# The value of n=?

Mar 2, 2018

The right option is $\left(3\right) 11$.

#### Explanation:

We have, $x \left(x + 1\right) + \left(x + 1\right) \left(x + 2\right) + \ldots + \left(x + \underline{n - 1}\right) \left(x + n\right)$,

$= {\sum}_{m = 1}^{m = n} \left\{\left(x + \underline{m - 1}\right) \left(x + m\right)\right\}$,

$= {\sum}_{m = 1}^{m = n} \left\{{x}^{2} + \left(2 m - 1\right) x + m \left(m - 1\right)\right\}$,

$= {x}^{2} {\sum}_{m = 1}^{m = n} \left(1\right) + x {\sum}_{m = 1}^{m = n} \left(2 m - 1\right) + {\sum}_{m = 1}^{m = n} \left\{m \left(m - 1\right)\right\}$,

$= {x}^{2} \left(n\right) + x \left\{2 {\sum}_{m = 1}^{m = n} m - {\sum}_{m = 1}^{m = n} 1\right\} + \left\{{\sum}_{m = 1}^{m = n} {m}^{2} - {\sum}_{m = 1}^{m = n} m\right\}$,

$= n {x}^{2} + x \left\{2 \cdot \frac{n}{2} \left(n + 1\right) - n\right\} + \left\{\frac{n}{6} \left(n + 1\right) \left(2 n + 1\right) - \frac{n}{2} \left(n + 1\right)\right\}$,

$= n {x}^{2} + {n}^{2} x + \frac{n}{6} \left(n + 1\right) \left(2 n + 1 - 3\right)$,

$= n {x}^{2} + {n}^{2} x + \frac{n}{3} \left({n}^{2} - 1\right)$,

$= n \left[{x}^{2} + n x + \frac{{n}^{2} - 1}{3}\right]$.
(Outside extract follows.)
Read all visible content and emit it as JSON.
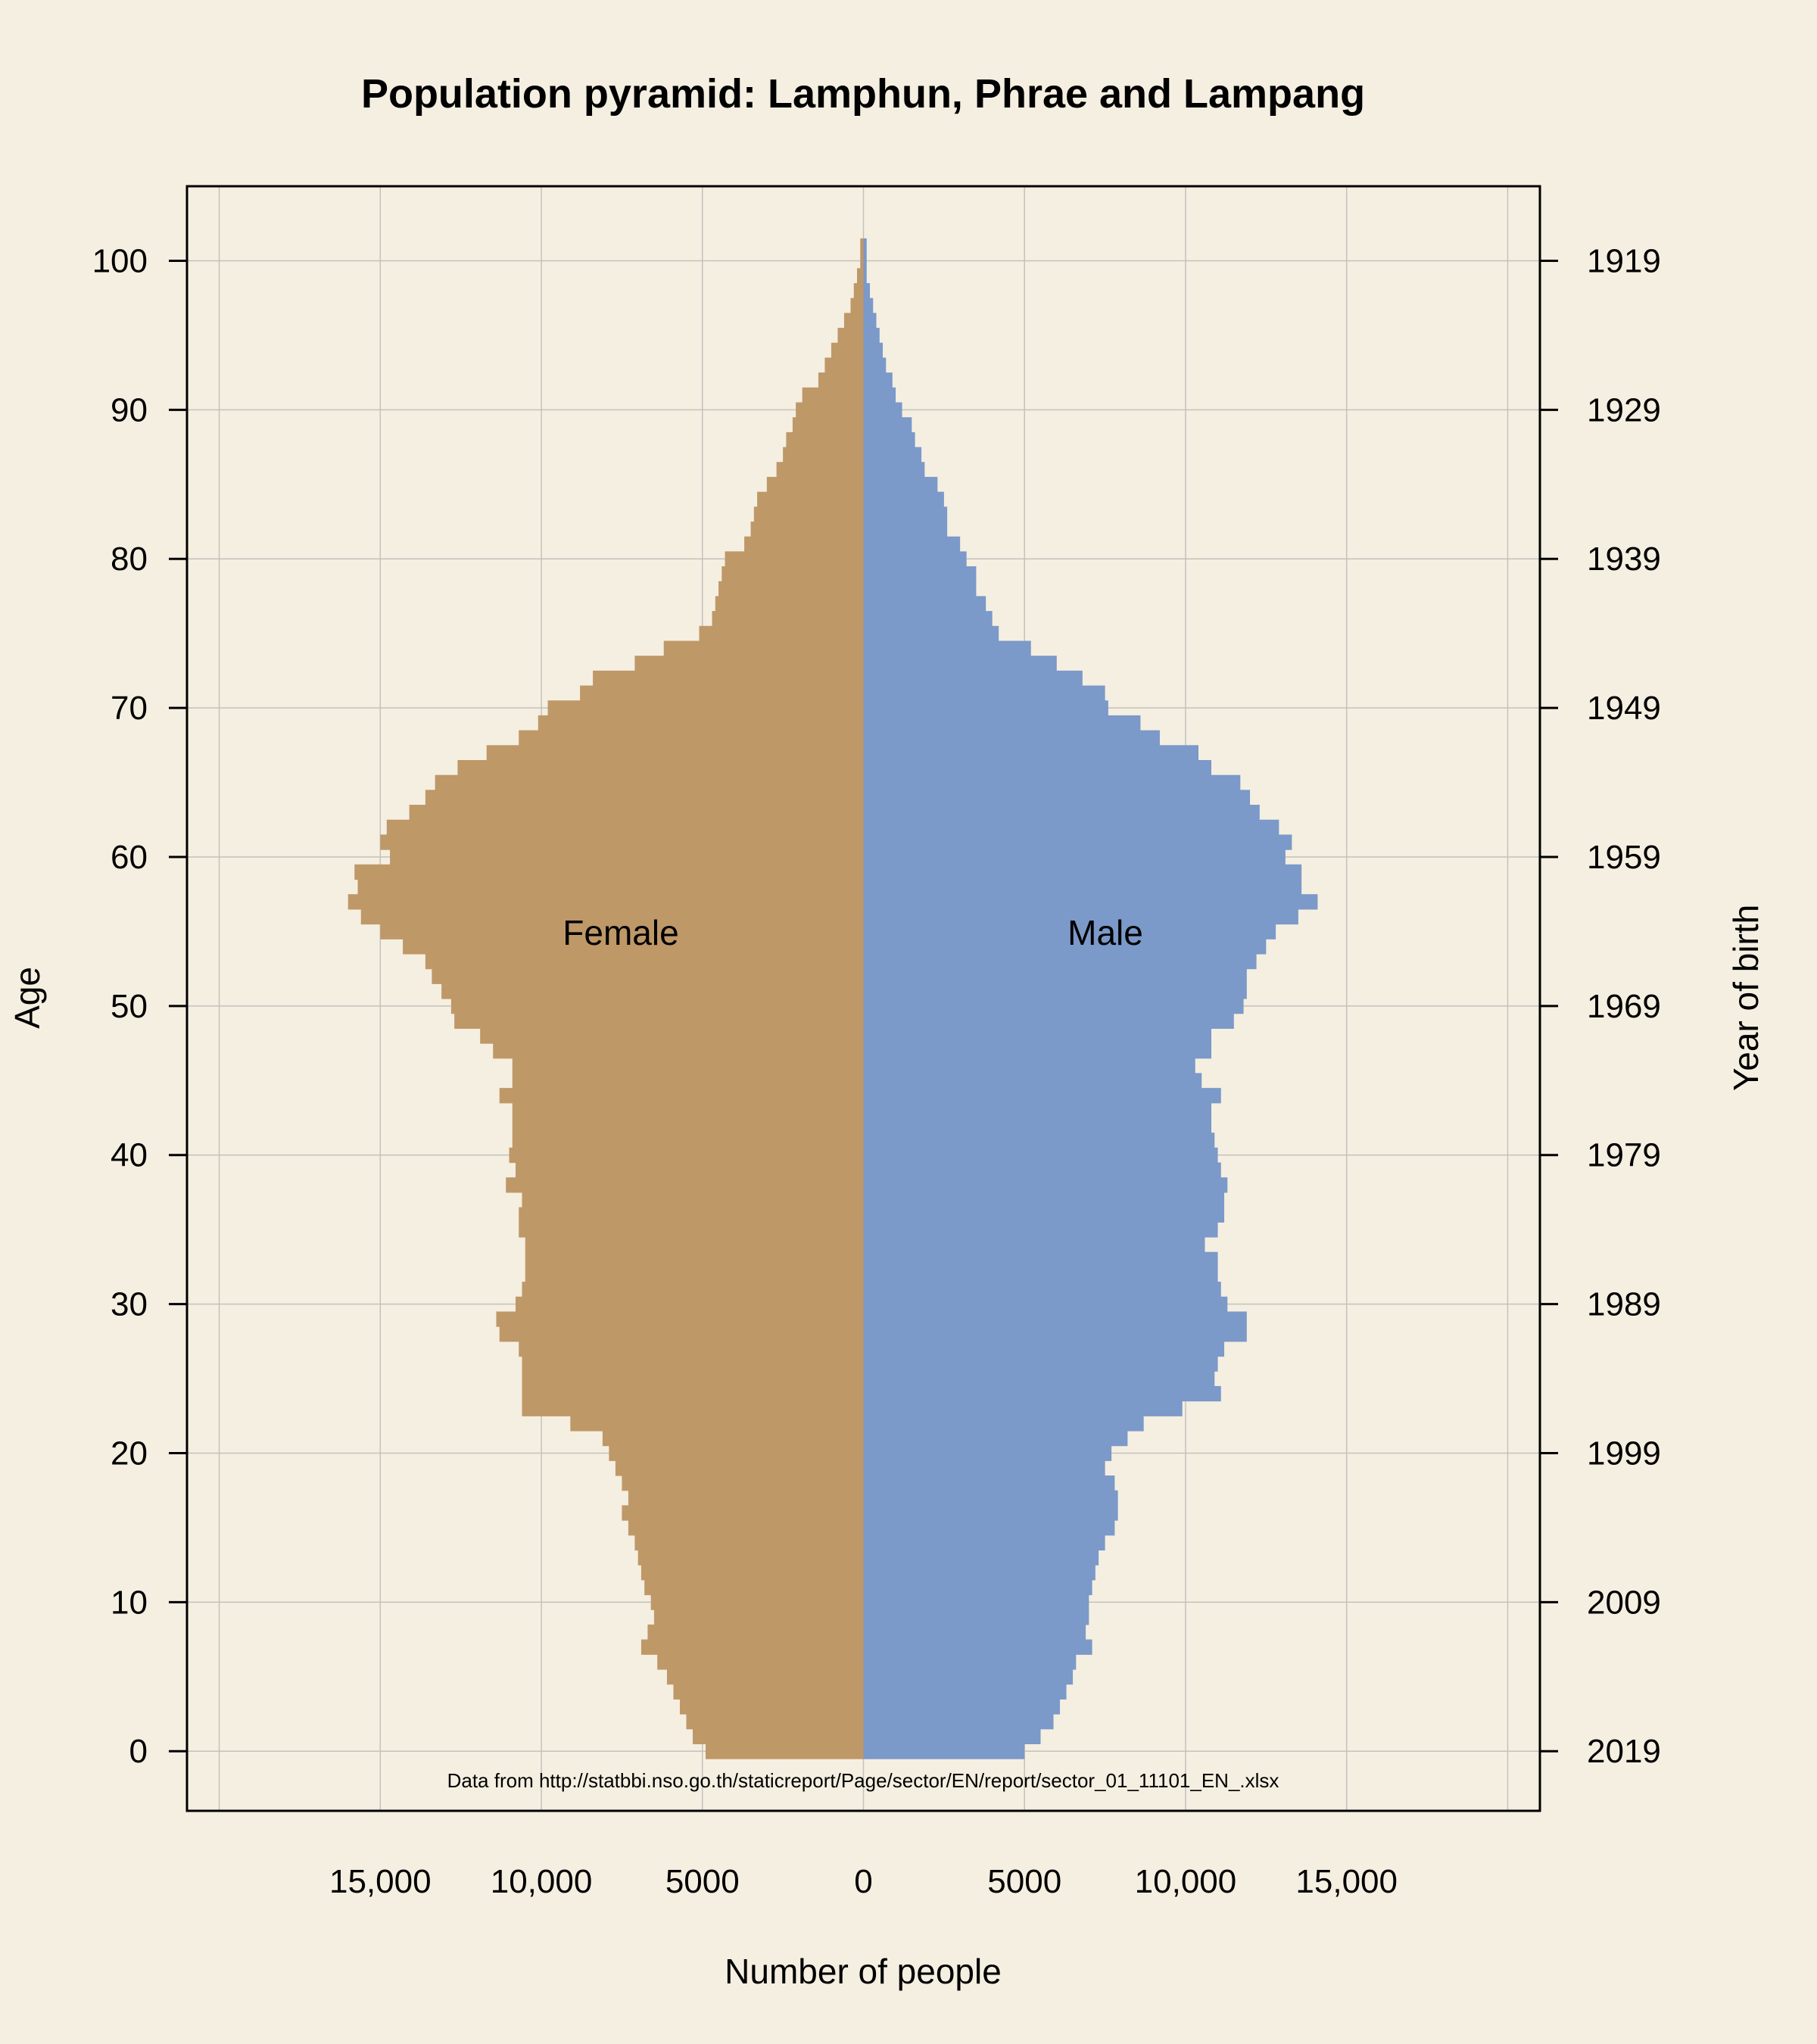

Accordingly, the given quadr. eqn. becomes [because n ne 0],

${x}^{2} + n x + \frac{{n}^{2} - 1}{3} = 10 , \mathmr{and} , {x}^{2} + n x + \frac{{n}^{2} - 31}{3} = 0$.

If $\alpha \mathmr{and} \beta$ are roots of this eqn., we have,

$\alpha + \beta = - n , \mathmr{and} \alpha \cdot \beta = \frac{{n}^{2} - 31}{3}$.

$\therefore {\left(\alpha - \beta\right)}^{2} = {\left(\alpha + \beta\right)}^{2} - 4 \alpha \cdot \beta$,

$= {n}^{2} - 4 \left(\frac{{n}^{2} - 31}{3}\right)$,

$= \frac{124 - {n}^{2}}{3}$.

But, given that, $| \alpha - \beta | = 1 , \text{ we have, } 1 = \frac{124 - {n}^{2}}{3}$.

$\Rightarrow {n}^{2} = 121 , \text{ giving, } n = \pm 11$.

$n \in \mathbb{N} \Rightarrow n = 11$.

So, the right option is $\left(3\right) 11$.